October 4, 2017

Affinity - alternative to the Adobe and Corel suits?

After continuous crashes forced me to look for alternatives to the bug ridden Corel PhotoPaint I ran across Affinity Photo some time ago. While experimenting with open source GIMP, I remained on the look out for other programs to create bitmap art, mainly because GIMP has an entirely different approach and many features are still being developed. Photoshop licences used to be immensely expensive, which got even worse since Adobe switched to a horrendous subscription policy. It has definitively made me forget about using software from that company. All functionality and integration of the programs in the Adobe suit are far outweighed by their deceptively overpriced subscription scam.





Affinity has a wealth of functions that almost make it match Adobe's usability and quality and its pricing is no less than spectacular. The desktop versions of Affinity Photo (for pixel pushers) and Designer - for vector drawers - both sell for 55 Euro.
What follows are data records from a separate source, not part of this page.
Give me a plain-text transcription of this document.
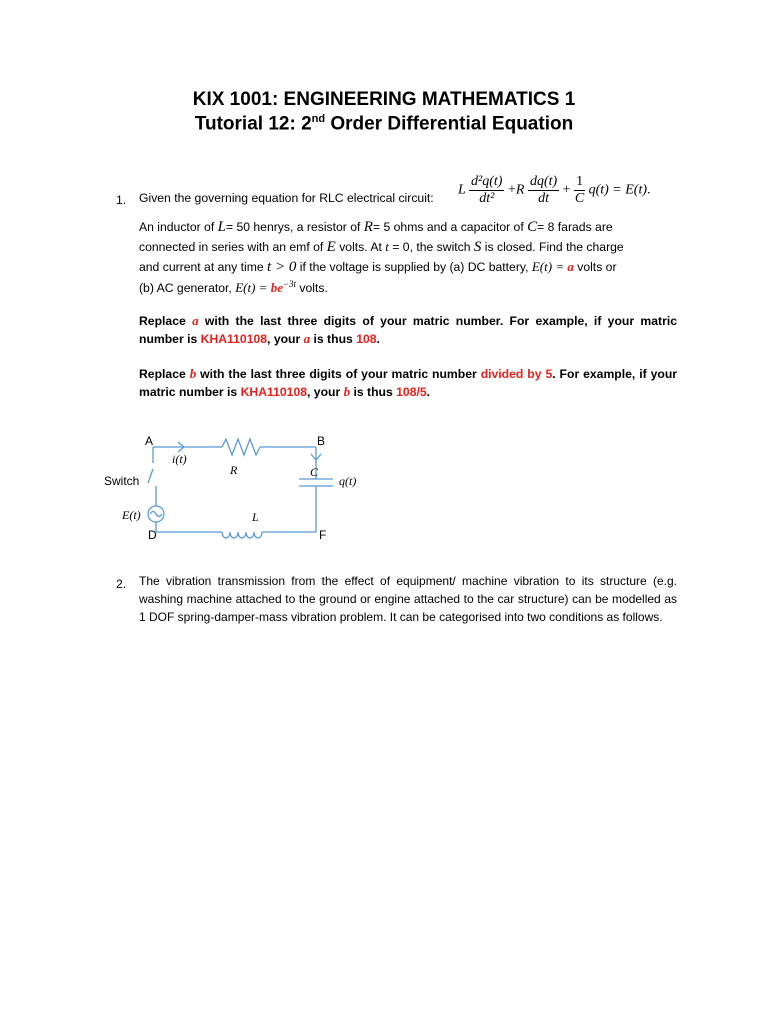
KIX 1001: ENGINEERING MATHEMATICS 1
Tutorial 12: 2nd Order Differential Equation
1. Given the governing equation for RLC electrical circuit:
L $\frac{\text{d²q(t)}}{\text{dt²}} +R \frac{dq(t)}{dt} + \frac{1}{C} q(t) = E(t)$.
An inductor of L= 50 henrys, a resistor of R= 5 ohms and a capacitor of C= 8 farads are
connected in series with an emf of E volts. At t = 0, the switch S is closed. Find the charge
and current at any time t > 0 if the voltage is supplied by (a) DC battery, E(t) = a volts or
(b) AC generator, $E(t) = be^{-3t}$ volts.
Replace a with the last three digits of your matric number. For example, if your matric number is KHA110108, your a is thus 108.
Replace b with the last three digits of your matric number divided by 5. For example, if your matric number is KHA110108, your b is thus 108/5.
A	B
D	F
Switch
i(t)
R	C
q(t)
L
E(t)
2. The vibration transmission from the effect of equipment/ machine vibration to its structure (e.g. washing machine attached to the ground or engine attached to the car structure) can be modelled as 1 DOF spring-damper-mass vibration problem. It can be categorised into two conditions as follows.
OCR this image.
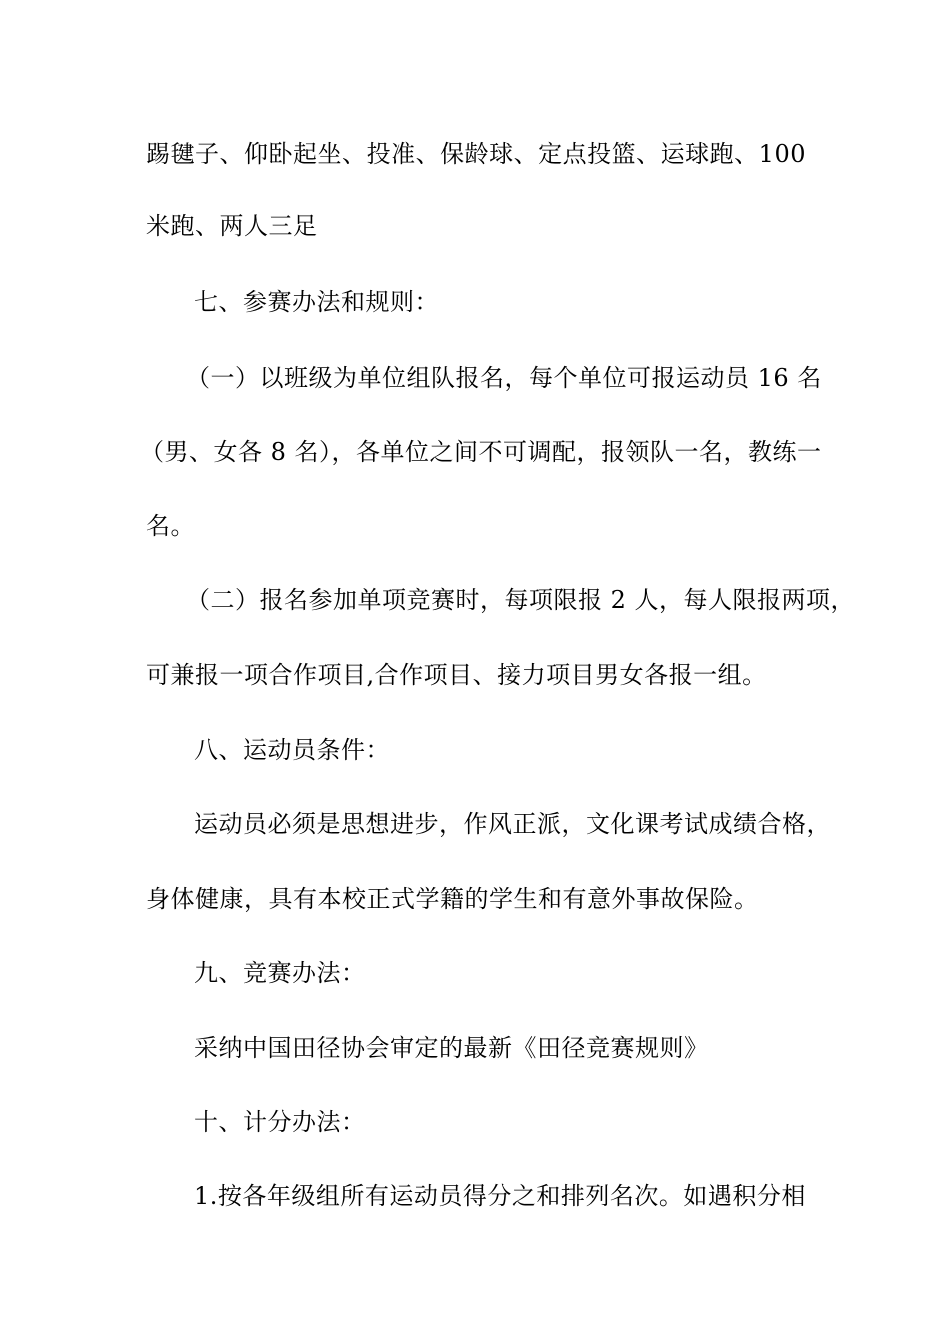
踢毽子、仰卧起坐、投准、保龄球、定点投篮、运球跑、100
米跑、两人三足
七、参赛办法和规则：
（一）以班级为单位组队报名，每个单位可报运动员 16 名
（男、女各 8 名），各单位之间不可调配，报领队一名，教练一
名。
（二）报名参加单项竞赛时，每项限报 2 人，每人限报两项，
可兼报一项合作项目,合作项目、接力项目男女各报一组。
八、运动员条件：
运动员必须是思想进步，作风正派，文化课考试成绩合格，
身体健康，具有本校正式学籍的学生和有意外事故保险。
九、竞赛办法：
采纳中国田径协会审定的最新《田径竞赛规则》
十、计分办法：
1.按各年级组所有运动员得分之和排列名次。如遇积分相
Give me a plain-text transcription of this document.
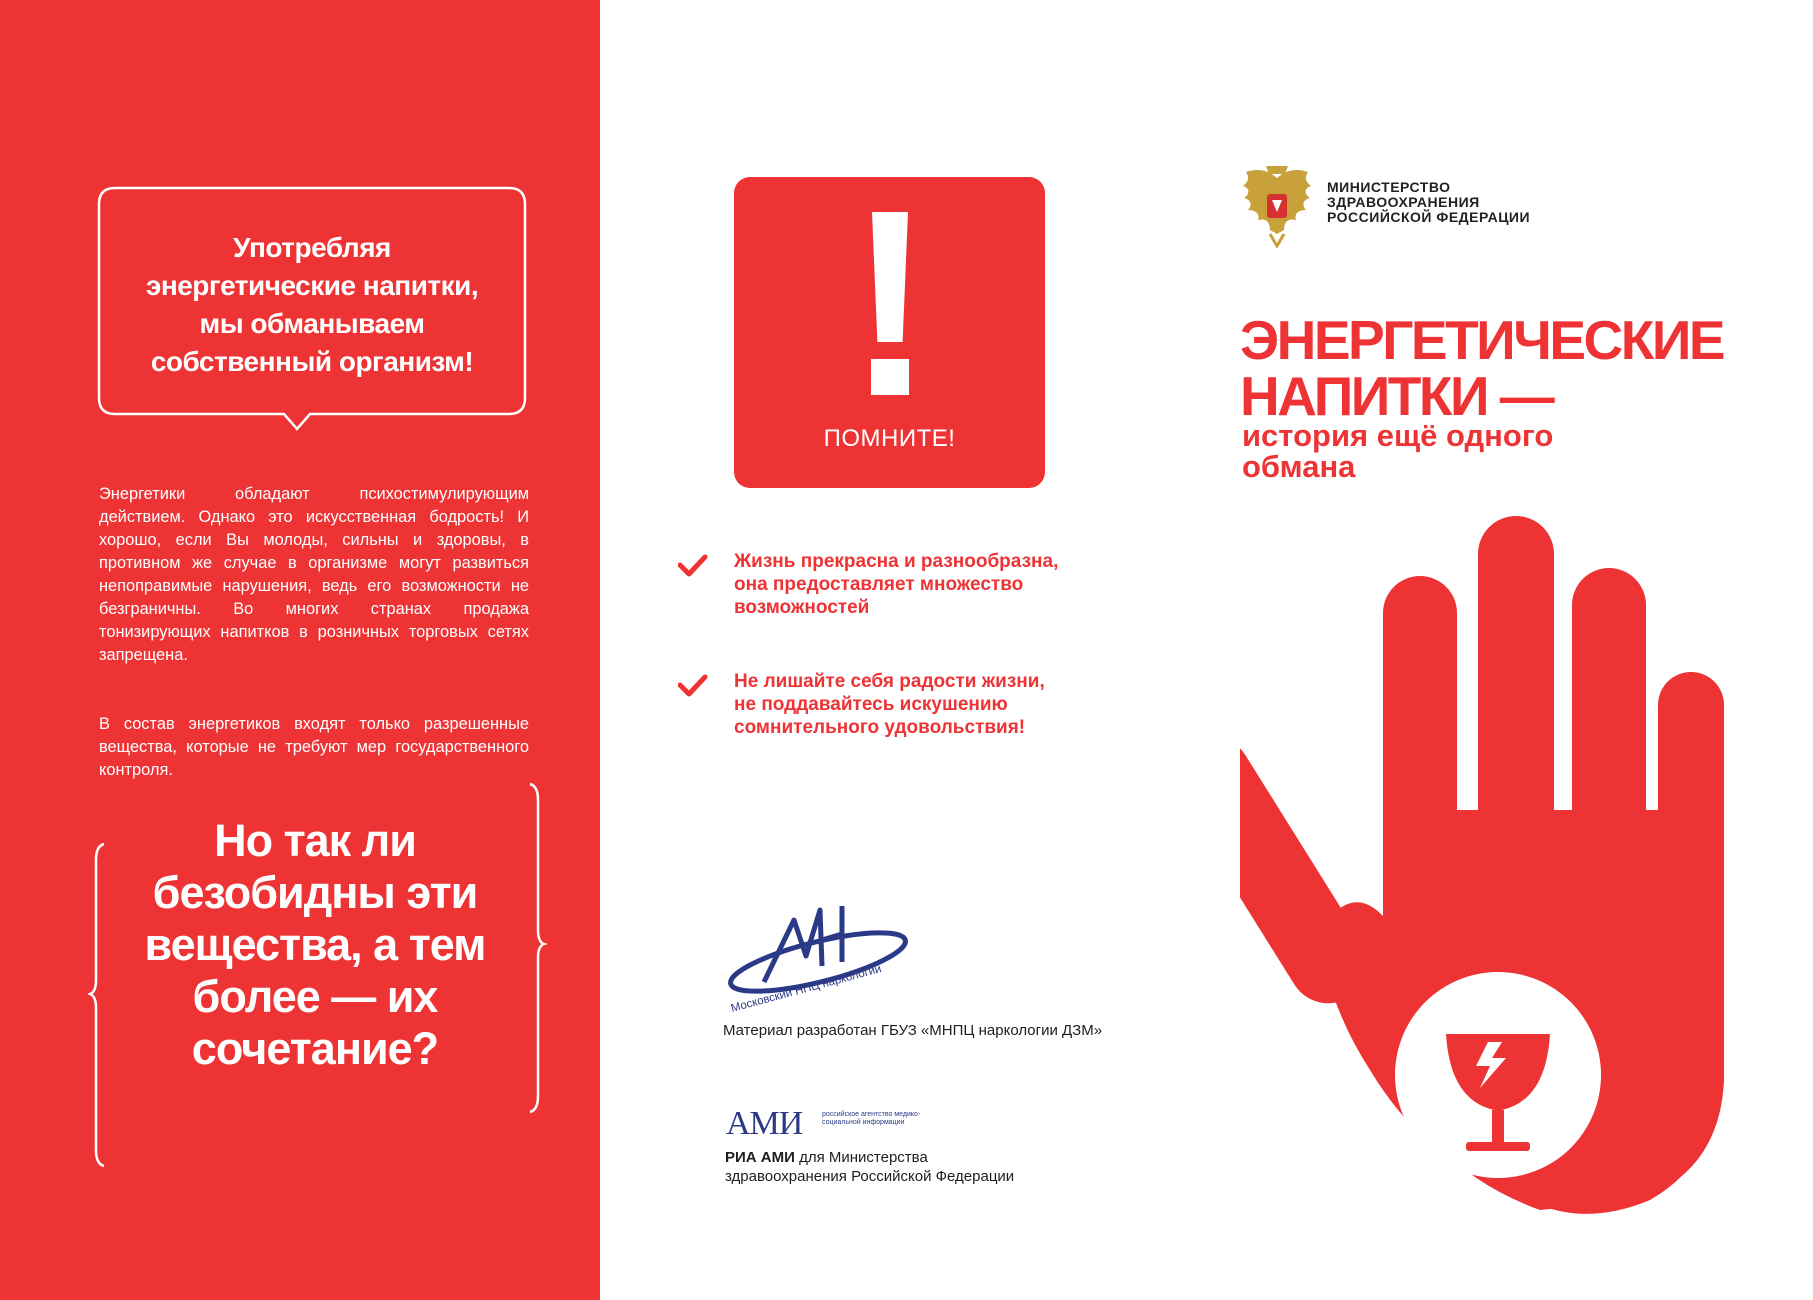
Употребляя
энергетические напитки,
мы обманываем
собственный организм!

Энергетики обладают психостимулирующим действием. Однако это искусственная бодрость! И хорошо, если Вы молоды, сильны и здоровы, в противном же случае в организме могут развиться непоправимые нарушения, ведь его возможности не безграничны. Во многих странах продажа тонизирующих напитков в розничных торговых сетях запрещена.

В состав энергетиков входят только разрешенные вещества, которые не требуют мер государственного контроля.

Но так ли
безобидны эти
вещества, а тем
более — их
сочетание?
ПОМНИТЕ!
Жизнь прекрасна и разнообразна,
она предоставляет множество
возможностей
Не лишайте себя радости жизни,
не поддавайтесь искушению
сомнительного удовольствия!
Московский НПЦ наркологии
Материал разработан ГБУЗ «МНПЦ наркологии ДЗМ»
АМИ	российское агентство медико-социальной информации
РИА АМИ для Министерства
здравоохранения Российской Федерации
МИНИСТЕРСТВО
ЗДРАВООХРАНЕНИЯ
РОССИЙСКОЙ ФЕДЕРАЦИИ
ЭНЕРГЕТИЧЕСКИЕ
НАПИТКИ —
история ещё одного
обмана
The iPad versions cost just under 20 Euro! This means you buy a license and are not forced to endlessly pay for the use of Adobe's programs and work in their cloud! Affinity's pricing is a humongous financial advantage over that of the Adobe programs. I haven't yet bought the Affinity programs, but watched many tutorials on Youtube, which kindled my enthusiasm. Affinity's programs were selected Apple's editor's choice for very good reasons in 2014 and have improved their functionality ever since. Today there are Mac and Windows versions of the programs, which makes exchange of files a piece of cake.

Affinity exports to psd-files with conservation of all layer information, allowing Photoshop license holders and subscription victims to flawlessly edit them (and send them back to Affinity users if needed). To learn more about Affinity Photo's dazzling feature list, please visit this page. And here you find the Designer feature roadmap. Affinity's managers have even acknowledged it will be possible to import CorelDRAW files some time in the future. This would potentially lower the threshold for quite a few CorelDRAW users to make the switch to Affinity. I remain very curious to their software development progress. The time to ditch the established players on the market that abuse their monopoly position, is nearing rapidly. It was only a matter of time before less expensive but very usable alternatives would emerge. They have become available now and work most excellently.

Update October 6 2017:
I've tried Affinity Photo and was positively surprised by some functions. In Particular the the Pen-tool (comparable with the Path-tool in Photoshop) that actually is parametric, which means you can apply changes to it afterwards, because it actually is a vector shape inside a pixel program. In addition the Pen shape can be turned into a selection that can be blurred... The same parametric property goes for the Prefabricated Shape-tool (of which there are many available) and the Text-tool. The fully customizable Transparency-tool can also be changed afterwards. These are magnificent features for artists and designers. More over, the entire history of applied tools can be viewed and edited, which is something no other bitmap editing program allows to do. I must say I am thoroughly impressed by Serif's programming, Serif being the company that has built Affinity Photo.

I am totally convinced that Affinity Photo is going to gain a market share rapidly, once its presence / availability is going to be noticed by a growing audience. I feel I can safely recommend both the Photo and Designer programs Affinity has created. They're a breath of fresh air in a market that looked like it was being choked by Adobe and Corel. The open source programs GIMP and Inkscape are going to have to step up their development pace if they intend to keep up with Affinity, especially since the company has put a more than friendly price tag to their programs and made them work on Windows, Mac and iPad platforms. Affinity has the potential to change the landscape of graphic design, which is a huge compliment.